Question & AnswerWhat happens at a provincial offences trial, and how do I prepare?
1. Understand the law
Your Notice of Offence or Summons will tell you what you’re being charged with and under which law.
You can be charged with more than one offence under more than one law at a time. Some examples of offences that are handled by Provincial Offences Court include:
- Highway Traffic Act: speeding, not wearing a seat belt, or careless driving
- Compulsory Automobile Insurance Act: not having an insurance card or driving without insurance
- Trespass to Property Act: entering property when entry is not allowed, doing something on property that is not allowed, not leaving property when told to
- Liquor License Act: being intoxicated in a public place or driving with open container of liquor
- Cannabis Control Act: driving with cannabis readily available
- Municipal by-laws about noise or parking tickets
- Provincial environmental and labour offences
Types of provincial offences
Everyone charged is presumed innocent. The prosecutor must prove that you’re guilty beyond a reasonable doubt. You will also have the chance to question the prosecution’s evidence and to present your evidence and version of events.

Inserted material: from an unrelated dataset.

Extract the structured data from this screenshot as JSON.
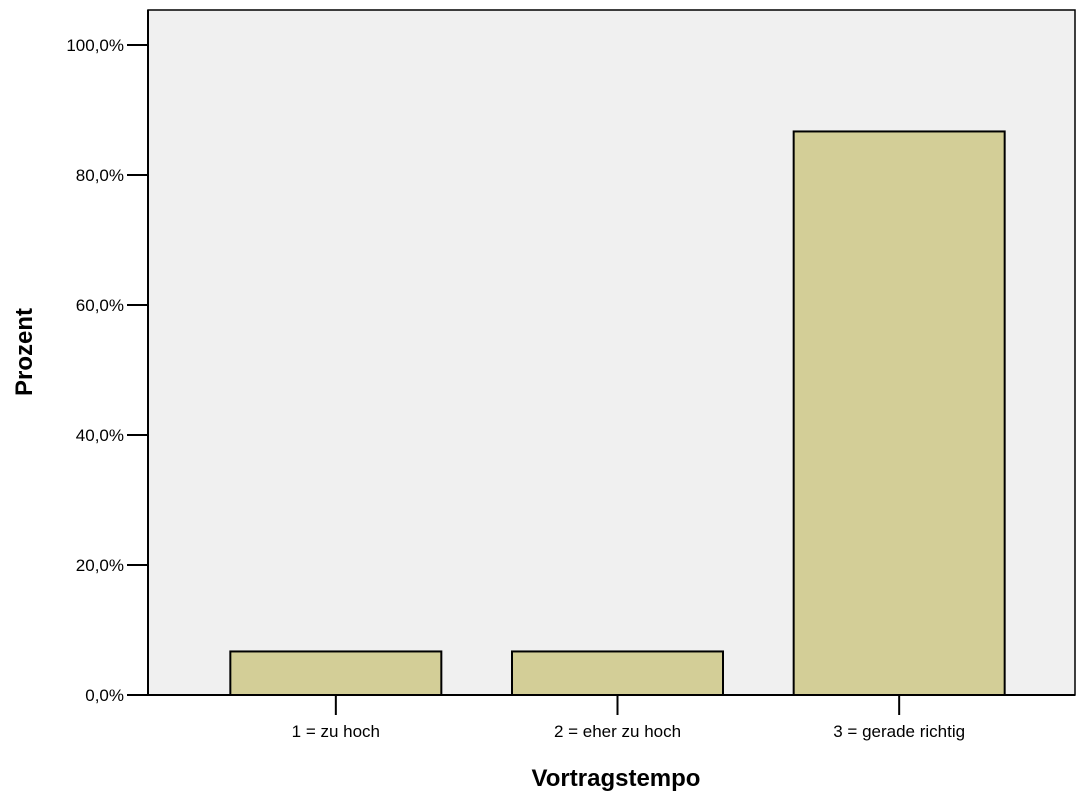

There are three kinds of provincial offences. Each of them needs a different kind of proof by the prosecutor:
Absolute Liability: The prosecutor must prove that you committed the act you’re charged with. They don’t need to show that you meant to commit the crime. Parking and speeding are examples.
Strict Liability: The prosecutor must prove that you committed the act you’re charged with. They don’t need to prove that you meant to commit the crime. But, you can defend yourself by proving that you took reasonable steps to avoid the crime. Careless driving is an example.
Mens rea offences: The prosecutor must prove that you committed the act and that you meant to commit the act. Having or using a false insurance card is an example.
You can get information about the law and do legal research at most courthouse libraries. You can also use CanLii (Canadian Legal Information Institute), a free online legal information database.
If you want to know what type of offence you have been charged with, research a case that involves that offence. The judgment should say what kind of offence it is. There is no list of these offences.